Comic book reviews for Black Panther #16, Black Panther #17, and Black Panther #18 by Ta-Nehisi Coates, Chris Sprouse, and Wilfredo Torres
Average rating: 4/5 stars
Black Panther #16 by Ta-Nehisi Coates
Art: Chris Sprouse
The best part is Storm. The best of any comic book will likely be Storm. Sorry, all other characters. Here both Sprouse’s layouts and design shine along with Coates’ writing.
I also appreciated Ramonda giving T’Challa crap about how he’s still a little in love with Ororo. Who isn’t? That’s a better question. Ramonda seems to have lightened up a bit in mood. Maybe having Shuri back is all she really wanted.
Given that Ramonda went against T’Challa and has been pro-monarchy this whole time, I’m kind of surprised that T’Challa told the council that his mother’s word was like his own. I feel as if there’s some familial resolution in this statement that Coates hasn’t shown us.
I’m still a bit confused about what’s going on in New York City as this is part of Black Panther’s history that I know nothing about. I don’t even recognize any of these villains except Thunderball. Those Nazi twins similarly don’t ring a bell, but their very modern and “respectable” look by Sprouse was well done.

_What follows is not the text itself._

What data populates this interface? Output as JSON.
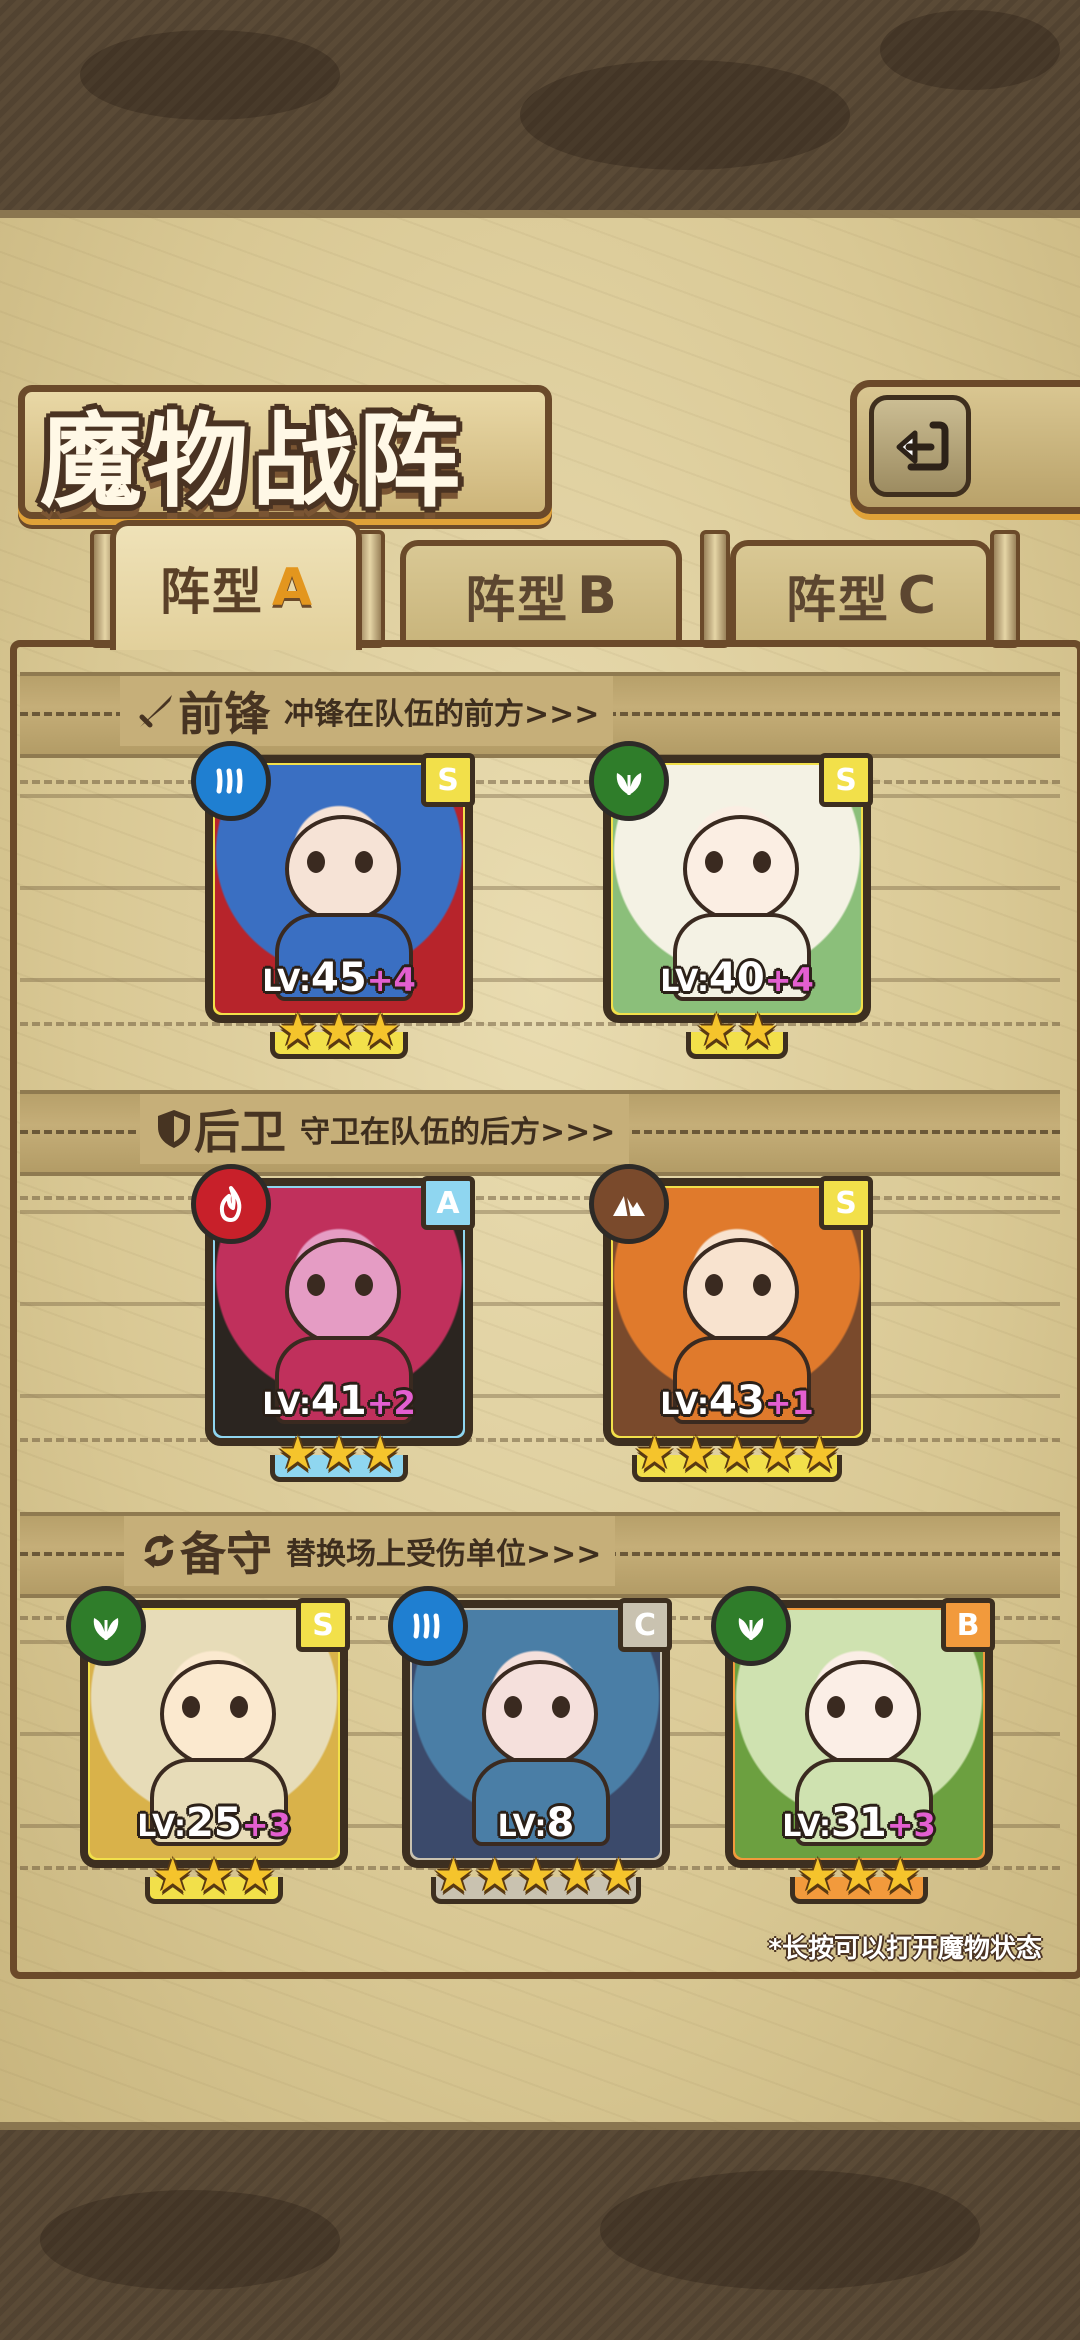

T’Challa giving Thunderball another chance was a great scene. Especially since we saw him conflicted earlier. It shows threads of community, and also the acknowledgement that there are villains for hire in the same way there are heroes for hire and it’s sometimes only a slight difference between the two. (Which okay, I know, another book, right.)
I seriously cannot wait to see what’s in store for Storm and her uncontrollable and possibly evil storm.

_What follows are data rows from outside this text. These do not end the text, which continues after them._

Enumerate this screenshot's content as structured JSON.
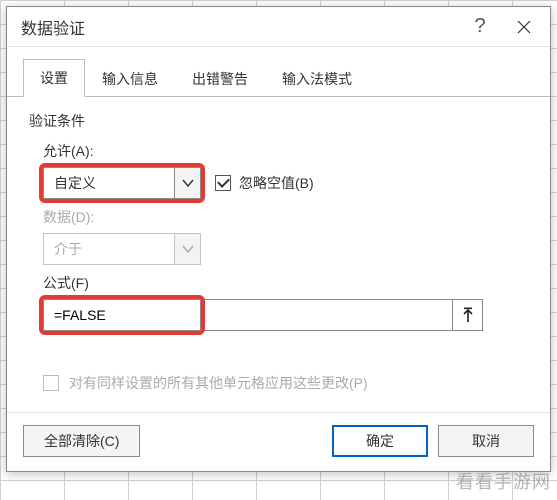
{
  "dialog": {
    "title": "数据验证",
    "help_icon": "help-icon",
    "close_icon": "close-icon"
  },
  "tabs": {
    "items": [
      {
        "label": "设置",
        "active": true
      },
      {
        "label": "输入信息",
        "active": false
      },
      {
        "label": "出错警告",
        "active": false
      },
      {
        "label": "输入法模式",
        "active": false
      }
    ]
  },
  "content": {
    "section_title": "验证条件",
    "allow_label": "允许(A):",
    "allow_value": "自定义",
    "ignore_blank_label": "忽略空值(B)",
    "ignore_blank_checked": true,
    "data_label": "数据(D):",
    "data_value": "介于",
    "formula_label": "公式(F)",
    "formula_value": "=FALSE",
    "apply_all_label": "对有同样设置的所有其他单元格应用这些更改(P)",
    "apply_all_checked": false
  },
  "footer": {
    "clear_all_label": "全部清除(C)",
    "ok_label": "确定",
    "cancel_label": "取消"
  },
  "watermark": "看看手游网"
}
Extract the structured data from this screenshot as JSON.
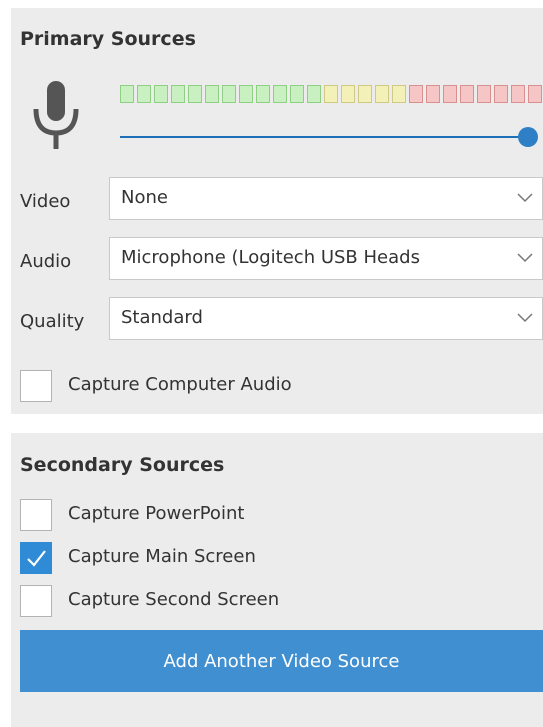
{
  "primary": {
    "title": "Primary Sources",
    "mic_icon": "microphone-icon",
    "level_meter": {
      "colors": {
        "green_fill": "#c8f0c0",
        "green_border": "#8fcf84",
        "yellow_fill": "#f4f1b8",
        "yellow_border": "#cfc983",
        "red_fill": "#f6c6c6",
        "red_border": "#d99090"
      },
      "cells": [
        "green",
        "green",
        "green",
        "green",
        "green",
        "green",
        "green",
        "green",
        "green",
        "green",
        "green",
        "green",
        "yellow",
        "yellow",
        "yellow",
        "yellow",
        "yellow",
        "red",
        "red",
        "red",
        "red",
        "red",
        "red",
        "red",
        "red"
      ]
    },
    "volume_level": 1.0,
    "video": {
      "label": "Video",
      "value": "None"
    },
    "audio": {
      "label": "Audio",
      "value": "Microphone (Logitech USB Heads"
    },
    "quality": {
      "label": "Quality",
      "value": "Standard"
    },
    "capture_computer_audio": {
      "label": "Capture Computer Audio",
      "checked": false
    }
  },
  "secondary": {
    "title": "Secondary Sources",
    "options": [
      {
        "label": "Capture PowerPoint",
        "checked": false
      },
      {
        "label": "Capture Main Screen",
        "checked": true
      },
      {
        "label": "Capture Second Screen",
        "checked": false
      }
    ],
    "add_button_label": "Add Another Video Source"
  },
  "colors": {
    "accent": "#3f8fd1",
    "panel_bg": "#ececec",
    "text": "#333333"
  }
}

Black Panther #17 by Ta-Nehisi Coates
Art: Chris Sprouse
I really love what Ororo discovers at the end of the book. That she’s interested in the privilege to serve the people, and that they are not a burden. I feel that it took like the first several volumes of this series for T’Challa to get any kind of clarity around his feelings about the Wakandans.
This is also why Ororo is the best.
And I’m totally here and for the flirting between T’Challa and Ororo. Especially how he’s continually confessing how much he loves her, and she’s like “I know.”

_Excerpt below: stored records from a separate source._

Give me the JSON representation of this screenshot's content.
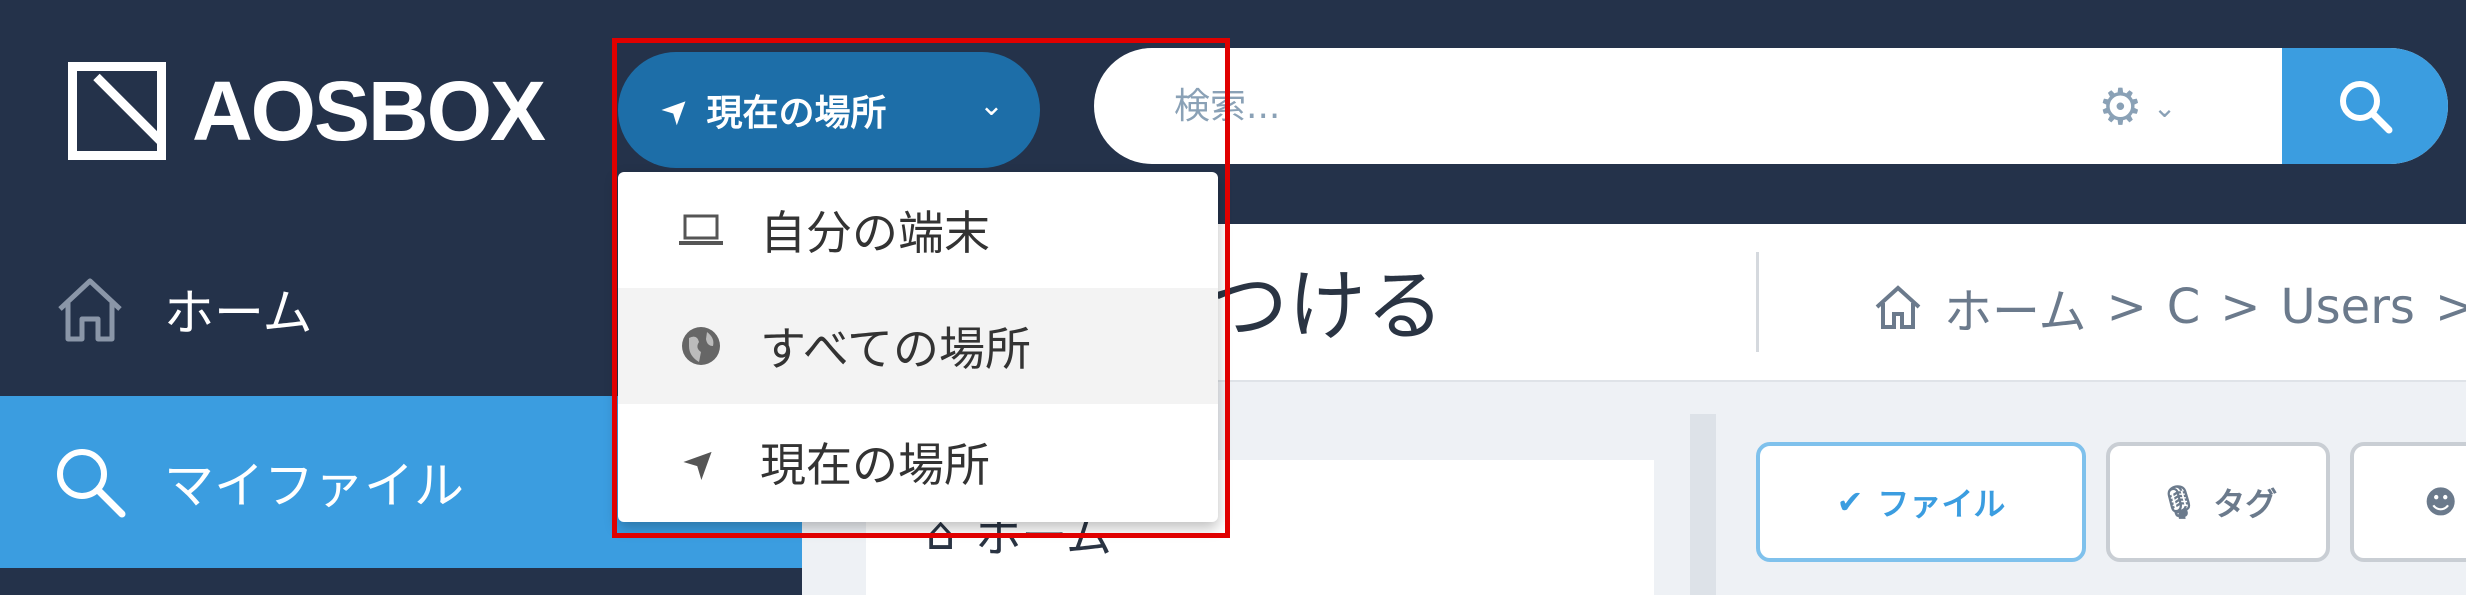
{
  "app": {
    "logo_text": "AOSBOX",
    "colors": {
      "topbar": "#24324a",
      "accent": "#3b9de0",
      "location_button": "#1d6ea8",
      "highlight": "#e00000"
    }
  },
  "header": {
    "location_button": {
      "label": "現在の場所",
      "icon": "location-arrow-icon",
      "chevron": "⌄"
    },
    "search": {
      "placeholder": "検索...",
      "settings_icon": "gear-icon",
      "button_icon": "search-icon"
    }
  },
  "location_dropdown": {
    "items": [
      {
        "label": "自分の端末",
        "icon": "laptop-icon"
      },
      {
        "label": "すべての場所",
        "icon": "globe-icon"
      },
      {
        "label": "現在の場所",
        "icon": "location-arrow-icon"
      }
    ]
  },
  "sidebar": {
    "items": [
      {
        "label": "ホーム",
        "icon": "home-icon",
        "active": false
      },
      {
        "label": "マイファイル",
        "icon": "search-icon",
        "active": true
      }
    ]
  },
  "main": {
    "title": "見つける",
    "title_visible": "見つける",
    "breadcrumb": [
      "ホーム",
      "C",
      "Users"
    ],
    "panel_home_label": "ホーム",
    "filters": [
      {
        "label": "ファイル",
        "icon": "check-icon",
        "selected": true
      },
      {
        "label": "タグ",
        "icon": "microphone-icon",
        "selected": false
      },
      {
        "label": "",
        "icon": "smiley-icon",
        "selected": false
      }
    ]
  }
}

I am disappointed in the cover by Laura Martin and Andrew Crossley. Ororo is in one of her many sexy Storm costumes, whereas in the book, she’s just in white pants and a black long sleeve shirt. So much more comfortable and practical. Also sexier.
The idea that Tetu caused never ending rains was pretty great. To see how his “relief” of the drought is just as bad of a solution.
We will see who this Sefako is.
I felt way too proud of myself about knowing the Anansi would be spider creatures. (Thanks, American Gods.) I thought it was very smart of Coates to draw the story down to, yes, the region’s leader; his story wasn’t just about the Anansi at large, but of the direct kidnapping of his daughter.
The psychic attack was another moment that Coates excelled at bringing the story back in. Fight scenes with so many characters can quickly get out of control. Loved Ororo’s response that she was trained by one of the most powerful telepaths in the world.
Black Panther #18 by Ta-Nehisi Coates
Art: Chris Sprouse and Wilfredo Torres
This was almost a perfect issue. Except for the opening where Ayo and Aneka seduce a couple of men in order to get security clearance passes off them. I just want more nuanced stories for them. Though I am glad to see T’Challa and them being able to work together. Even if they were obviously being set up…
Shuri and T’Challa teaming up together also worked really well. They both have strengths the other does not have. It makes sense there would be some super villains behind the upheaval (especially the big immediate threats, instead of creeping threats), and it was nice to see them discover it together.
Shuri’s powers are a nice compliment to T’Challa’s, if he can’t have Akilli and the others with him at every turn. As T’Challa is building his community, he does need to bring his community (or at least the trained ones) with him.
The two-headed Orc creatures were a little too Lord of the Rings and less Orisha or Originators.